Consider this: It has been four years since any company launched a real mass-market blockbuster, that is, a drug that generates billions of dollars in sales based on the fact that it’s widely used, not just expensive. The last big winner was Januvia, from Merck, which was launched in 2006 and now has annual sales of $1.9 billion. (The other contender would be Merck’s Gardasil vaccine, also launched in 2006.)
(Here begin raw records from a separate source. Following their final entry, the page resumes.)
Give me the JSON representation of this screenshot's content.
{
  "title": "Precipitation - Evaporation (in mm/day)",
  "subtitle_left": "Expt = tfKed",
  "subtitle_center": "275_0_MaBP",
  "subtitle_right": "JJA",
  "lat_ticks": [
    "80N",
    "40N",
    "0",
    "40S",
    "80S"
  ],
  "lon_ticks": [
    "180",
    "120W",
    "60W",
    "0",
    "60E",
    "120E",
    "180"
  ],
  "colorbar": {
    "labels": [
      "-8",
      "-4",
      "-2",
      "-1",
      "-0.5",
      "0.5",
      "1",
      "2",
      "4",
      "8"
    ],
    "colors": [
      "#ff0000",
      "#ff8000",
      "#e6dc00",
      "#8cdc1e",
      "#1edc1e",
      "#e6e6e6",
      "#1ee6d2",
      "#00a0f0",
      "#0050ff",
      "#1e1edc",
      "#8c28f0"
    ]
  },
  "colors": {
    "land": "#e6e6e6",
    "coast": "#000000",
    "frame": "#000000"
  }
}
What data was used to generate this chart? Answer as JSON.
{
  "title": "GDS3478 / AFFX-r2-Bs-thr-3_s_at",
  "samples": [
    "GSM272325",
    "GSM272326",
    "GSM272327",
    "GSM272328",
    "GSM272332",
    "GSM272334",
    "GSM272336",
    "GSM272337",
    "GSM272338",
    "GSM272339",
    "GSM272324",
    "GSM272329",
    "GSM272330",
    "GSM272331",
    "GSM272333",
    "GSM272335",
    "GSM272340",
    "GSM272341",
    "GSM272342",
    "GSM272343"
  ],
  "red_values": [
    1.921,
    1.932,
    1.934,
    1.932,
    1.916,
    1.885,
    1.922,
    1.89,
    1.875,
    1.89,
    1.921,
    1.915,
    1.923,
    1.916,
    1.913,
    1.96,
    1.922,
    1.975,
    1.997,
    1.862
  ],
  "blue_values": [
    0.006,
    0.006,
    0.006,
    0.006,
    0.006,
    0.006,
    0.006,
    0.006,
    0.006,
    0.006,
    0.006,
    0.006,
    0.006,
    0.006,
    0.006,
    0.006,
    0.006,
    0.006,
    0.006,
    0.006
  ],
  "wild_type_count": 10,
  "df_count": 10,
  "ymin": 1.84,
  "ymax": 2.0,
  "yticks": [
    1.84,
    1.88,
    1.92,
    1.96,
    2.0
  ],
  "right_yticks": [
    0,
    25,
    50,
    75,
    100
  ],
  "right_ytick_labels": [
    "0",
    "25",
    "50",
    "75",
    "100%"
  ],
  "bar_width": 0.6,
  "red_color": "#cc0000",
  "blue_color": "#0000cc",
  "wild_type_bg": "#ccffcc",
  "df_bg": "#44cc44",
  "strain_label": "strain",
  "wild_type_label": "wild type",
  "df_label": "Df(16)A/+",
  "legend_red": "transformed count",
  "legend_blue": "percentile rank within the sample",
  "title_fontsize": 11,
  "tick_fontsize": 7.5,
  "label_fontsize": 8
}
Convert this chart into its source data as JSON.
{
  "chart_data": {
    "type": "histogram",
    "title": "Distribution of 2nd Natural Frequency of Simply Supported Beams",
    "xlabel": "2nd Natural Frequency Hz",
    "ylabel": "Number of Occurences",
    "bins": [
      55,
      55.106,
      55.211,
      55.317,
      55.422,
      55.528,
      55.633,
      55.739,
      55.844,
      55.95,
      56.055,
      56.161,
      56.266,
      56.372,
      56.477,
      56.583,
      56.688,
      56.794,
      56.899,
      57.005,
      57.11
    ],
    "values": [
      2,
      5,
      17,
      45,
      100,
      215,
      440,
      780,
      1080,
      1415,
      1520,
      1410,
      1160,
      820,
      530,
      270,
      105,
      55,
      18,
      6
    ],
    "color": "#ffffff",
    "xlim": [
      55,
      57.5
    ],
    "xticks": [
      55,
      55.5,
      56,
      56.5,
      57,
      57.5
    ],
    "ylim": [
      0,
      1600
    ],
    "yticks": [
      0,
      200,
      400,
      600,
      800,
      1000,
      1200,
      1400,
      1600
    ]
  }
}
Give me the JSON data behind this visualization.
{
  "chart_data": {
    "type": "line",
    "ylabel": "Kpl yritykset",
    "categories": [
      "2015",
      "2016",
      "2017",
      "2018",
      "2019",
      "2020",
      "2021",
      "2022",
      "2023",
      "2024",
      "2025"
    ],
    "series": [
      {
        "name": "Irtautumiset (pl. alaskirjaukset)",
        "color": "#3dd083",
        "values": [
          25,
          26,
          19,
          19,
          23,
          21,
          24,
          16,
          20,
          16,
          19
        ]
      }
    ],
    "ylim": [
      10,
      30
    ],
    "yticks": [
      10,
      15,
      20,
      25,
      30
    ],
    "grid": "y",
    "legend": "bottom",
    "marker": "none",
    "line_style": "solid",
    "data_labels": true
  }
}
At the same time, drugs are losing sales to generics faster and more brutally than before. When we spoke to IMS Health about the most prescribed drugs in the country (all generic except Pfizer’s Lipitor, which goes generic next year) Murray Aitken, an IMS vice president, offered this stat. In 2003, 61% of drug sales were for a medicine for which a generic version was available. In 2009, it was 81%. Back in 2003, 84% of patients would get the generic. Now, thanks to tougher rules by insurers and drug companies, 92% of those prescriptions are filled with the generic version. All told, 74% of the market is now generic drugs, compared to 51% in 2003. That means more Teva, less Pfizer.
So far, the solution drug companies have hit upon is to find medications they can charge a lot for. Some can cost $400,000 a year or more. (See: The Most Expensive Drugs.) The question is, how long can that continue?